Karl zögerte und versuchte sich aufzusetzen, nur im zu erkennen, dass er es nicht konnte. Er konnte weder seine Arme noch seine Beine bewegen, und sogar durch seinen benebelten Verstand, erkannte er, dass dies die Erklärung für das metallische Geräusch von zuvor war. Man hatte ihn angekettet.

"Nein", brachte er heraus, wütend und erschrocken zu gleich. Hier stimmte nicht nur irgendetwas nicht, hier stimmte gar nichts. Alles lief falsch. Er sollte nicht hier sein. Er sollte zu Hause sein, in seinem Bett!

Karl wand sich ihn den Fesseln, versuchte ihnen zu entkommen.

"Es funktioniert nicht. Er ist zu wach." Da war ein leichter Anflug von Panik in der Stimme.

"Halt deine Klappe, Hagen. Wenn du nicht ruhig bleiben kannst, verschwinde", die Stimme des anderen Mannes, der mit dem Fuchs, erkannte Karl und fühlte sich überhaupt nicht beruhigt.

"Shh, bleib ruhig. Es ist alles in Ordnung. Wir wollen nur dein Bestes", hörte er die Frau, und da war wieder die sanfte Berührung an seiner Stirn, gefolgt von dem zwingenden Verlangen sich einfach hinzugeben, einfach alles mit sich machen zu lassen.

Langsam entspannte er sich wieder.

"Dein Blut, wirst du es geben?"

Seine Kehle war trocken und seine Lippen fühlten sich so an, als wäre er stundenlang durch die Sonne gelaufen. Er wollte ja sagen, und sein Kopf deutete ein Nicken an, aber aus seiner Kehle kam ein raues "Nein." Nur unsicher, als ob er selber nicht überzeugt war, dass dies die richtige Antwort war. Die Ketten klirrten, als er sich versuchte zu bewegen.

"Hagen hat Recht. Das wird so nicht funktionieren. Wir haben nicht mehr viel Zeit." Er erkannte die Stimme von dem Mann mit dem Fuchs, auch wenn die Worte nur über ihn wuschen und keinerlei Sinn machten. "Es ist Zeit für Plan B."

Jemand hob seinen Kopf an, und da war wieder der Becher an seinem Mund. Karl versuchte seinen Kopf abzuwenden, aber er hatte keine Chance. "Trink. Es ist gut für dich." Und endlich gab er dem Druck nach, öffnete seinen Mund. Es war so angenehm kühl wie zuvor, aber diesmal glaubte er noch etwas anderes zu schmecken, etwas Bitteres. Er versuchte seinen Kopf zu schütteln, den Becher loszuwerden, aber er war zu schwach. Der Becher drückte gegen seine Lippen, und er hatte keine andere Wahl als zu schlucken.

"Trink, und du wirst die Wahrheit erkennen. Du wirst endlich wissen wer du bist.
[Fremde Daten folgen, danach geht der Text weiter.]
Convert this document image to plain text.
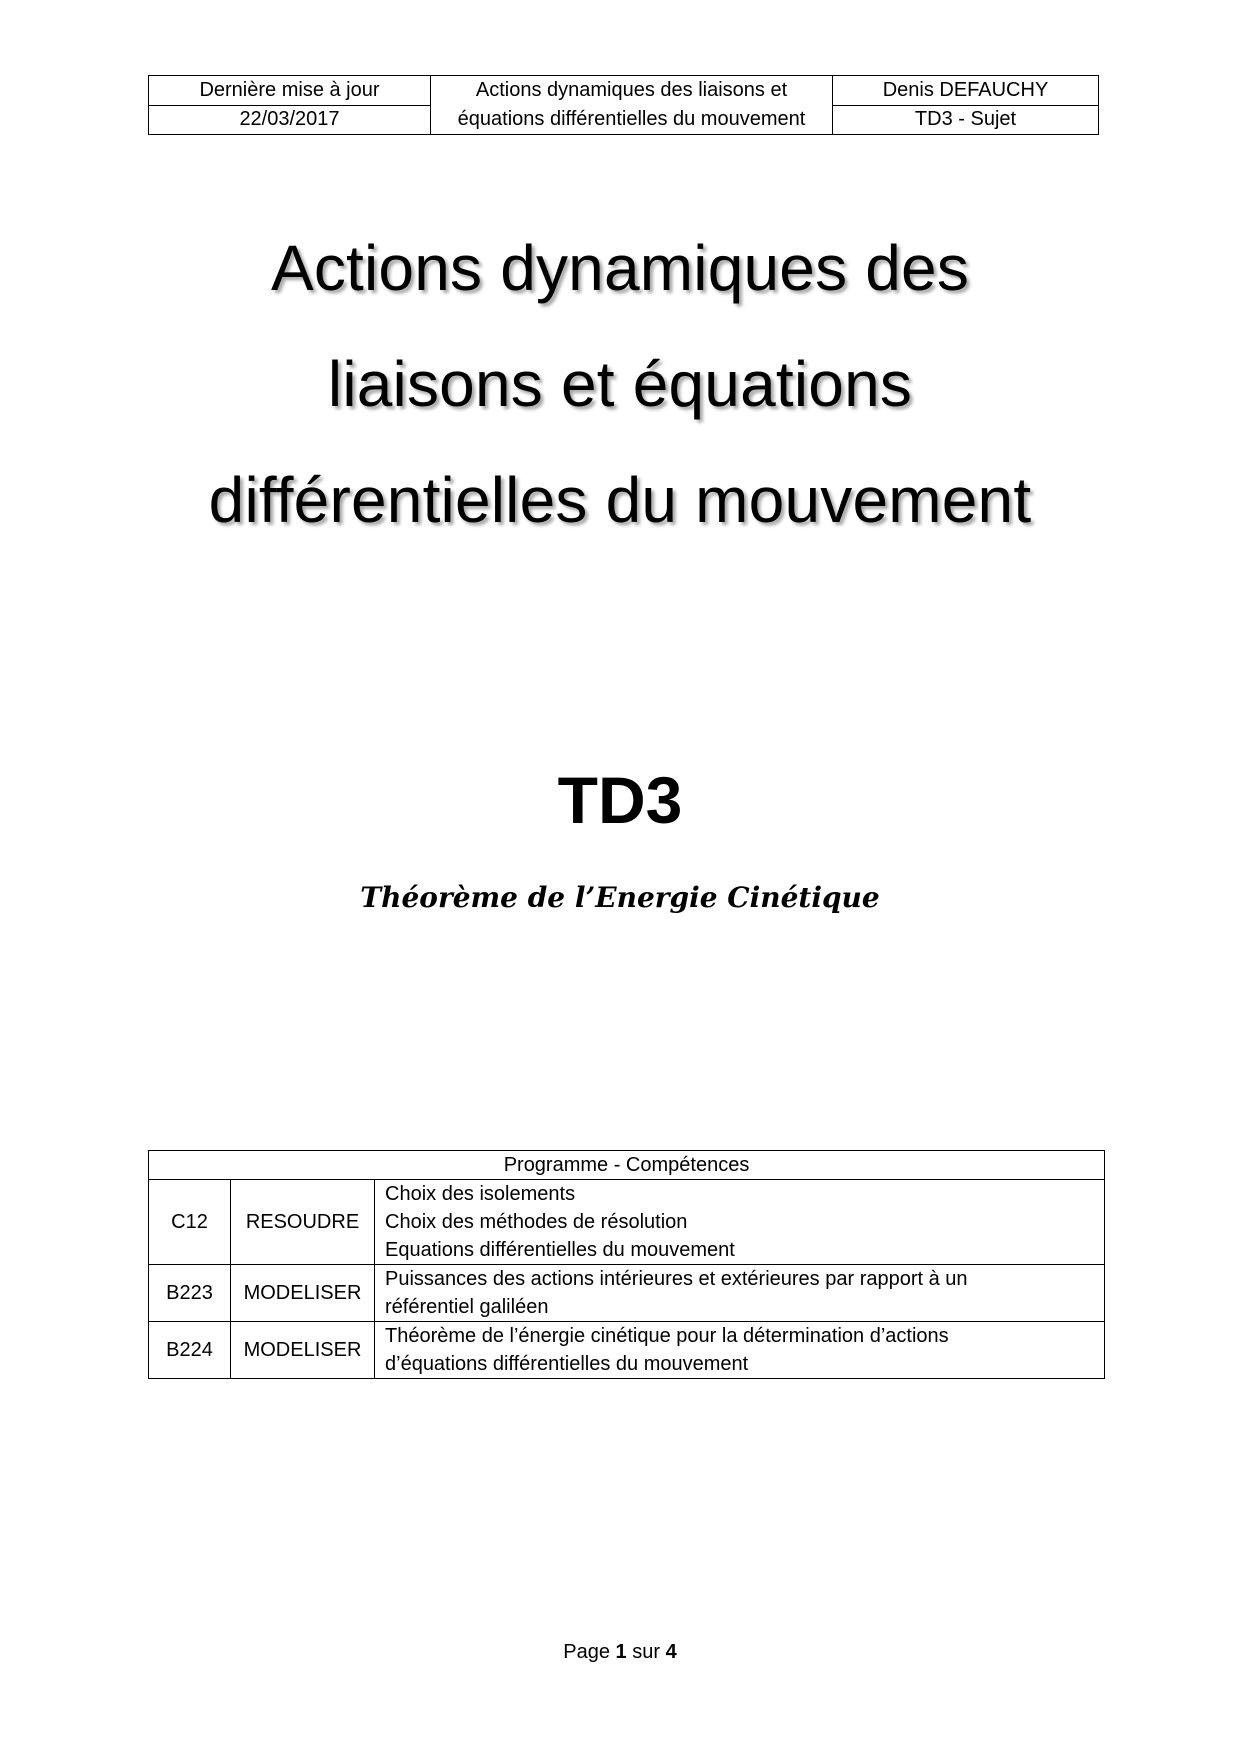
Dernière mise à jour	Actions dynamiques des liaisons et équations différentielles du mouvement	Denis DEFAUCHY
22/03/2017		TD3 - Sujet
Actions dynamiques des
liaisons et équations
différentielles du mouvement
TD3
Théorème de l’Energie Cinétique
Programme - Compétences		
C12	RESOUDRE	Choix des isolements
Choix des méthodes de résolution
Equations différentielles du mouvement

B223	MODELISER	Puissances des actions intérieures et extérieures par rapport à un
référentiel galiléen

B224	MODELISER	Théorème de l’énergie cinétique pour la détermination d’actions
d’équations différentielles du mouvement
Page 1 sur 4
Alles was du kennst, dein ganzes bisheriges Leben, ist nicht mehr als eine Lüge. Du bist nicht Karl. Das denkst du nur, aber die Wahrheit wird dir offenbart werden. Wir werden sie dir geben, wenn du uns vertraust."

Nicht, dass er eine andere Wahl hatte, und so schluckte er. Er fühlte, wie sich die Bitterkeit des Getränkes in seinem Körper ausbreitete, sich mit seinem Blut vermischte und von ihm Besitz ergriff, sich über seinen Verstand legte, bis er nicht mehr klar denken konnte.
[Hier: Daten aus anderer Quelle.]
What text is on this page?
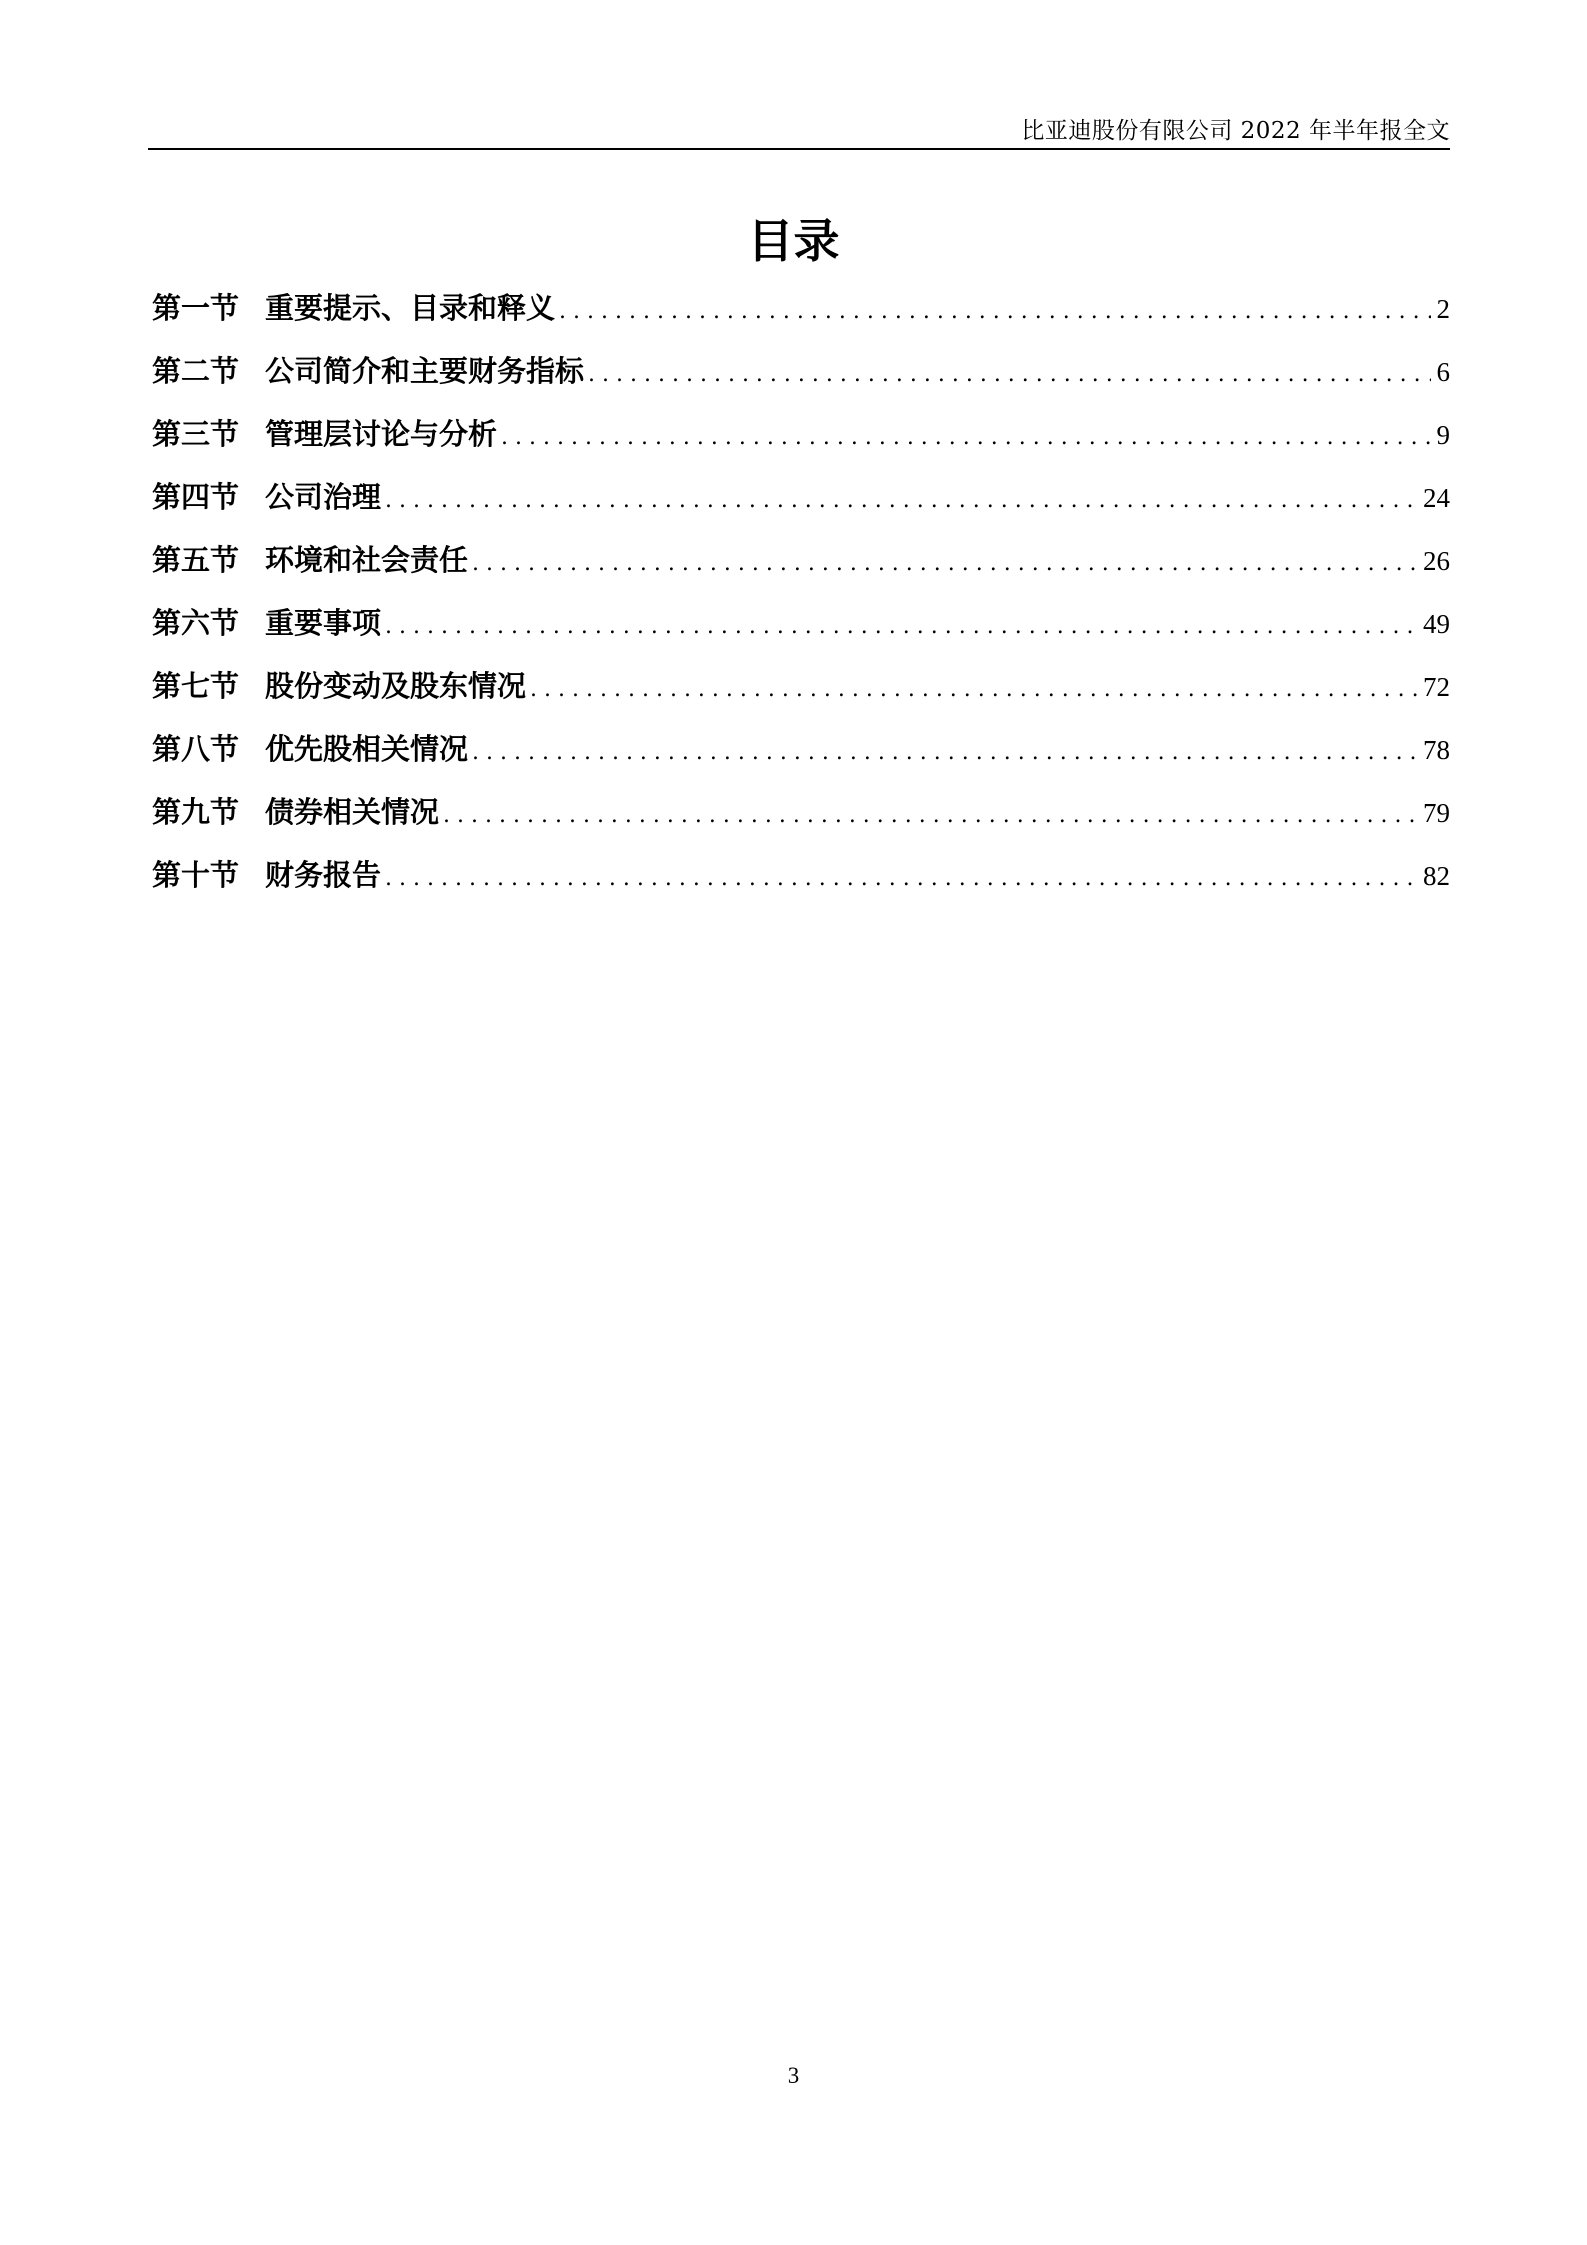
比亚迪股份有限公司 2022 年半年报全文
目录
第一节 重要提示、目录和释义 .....	2
第二节 公司简介和主要财务指标 .....	6
第三节 管理层讨论与分析 .....	9
第四节 公司治理 .....	24
第五节 环境和社会责任 .....	26
第六节 重要事项 .....	49
第七节 股份变动及股东情况 .....	72
第八节 优先股相关情况 .....	78
第九节 债券相关情况 .....	79
第十节 财务报告 .....	82
3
"Hör jetzt gut zu", beinahe hypnotisch. "Du bist die Zukunft der Welt. Die Anderen wollen, dass du die Welt zerstörst. Du sollst ihre ultimative Waffe sein. Aber wir wollen die Welt erhalten. Hilf uns. Hilf uns ihn zu zerstören und die Welt zu retten. Sag uns alles, was er dir gesagt hat und schließ dich uns an."

Sie lügen, Karl. Gib nicht auf. Hör nicht auf sie, sagte eine weitere Stimme, und er glaubte sie zu erkennen. Mehr als das. Karl glaubte wieder zu wissen, wer er selber war.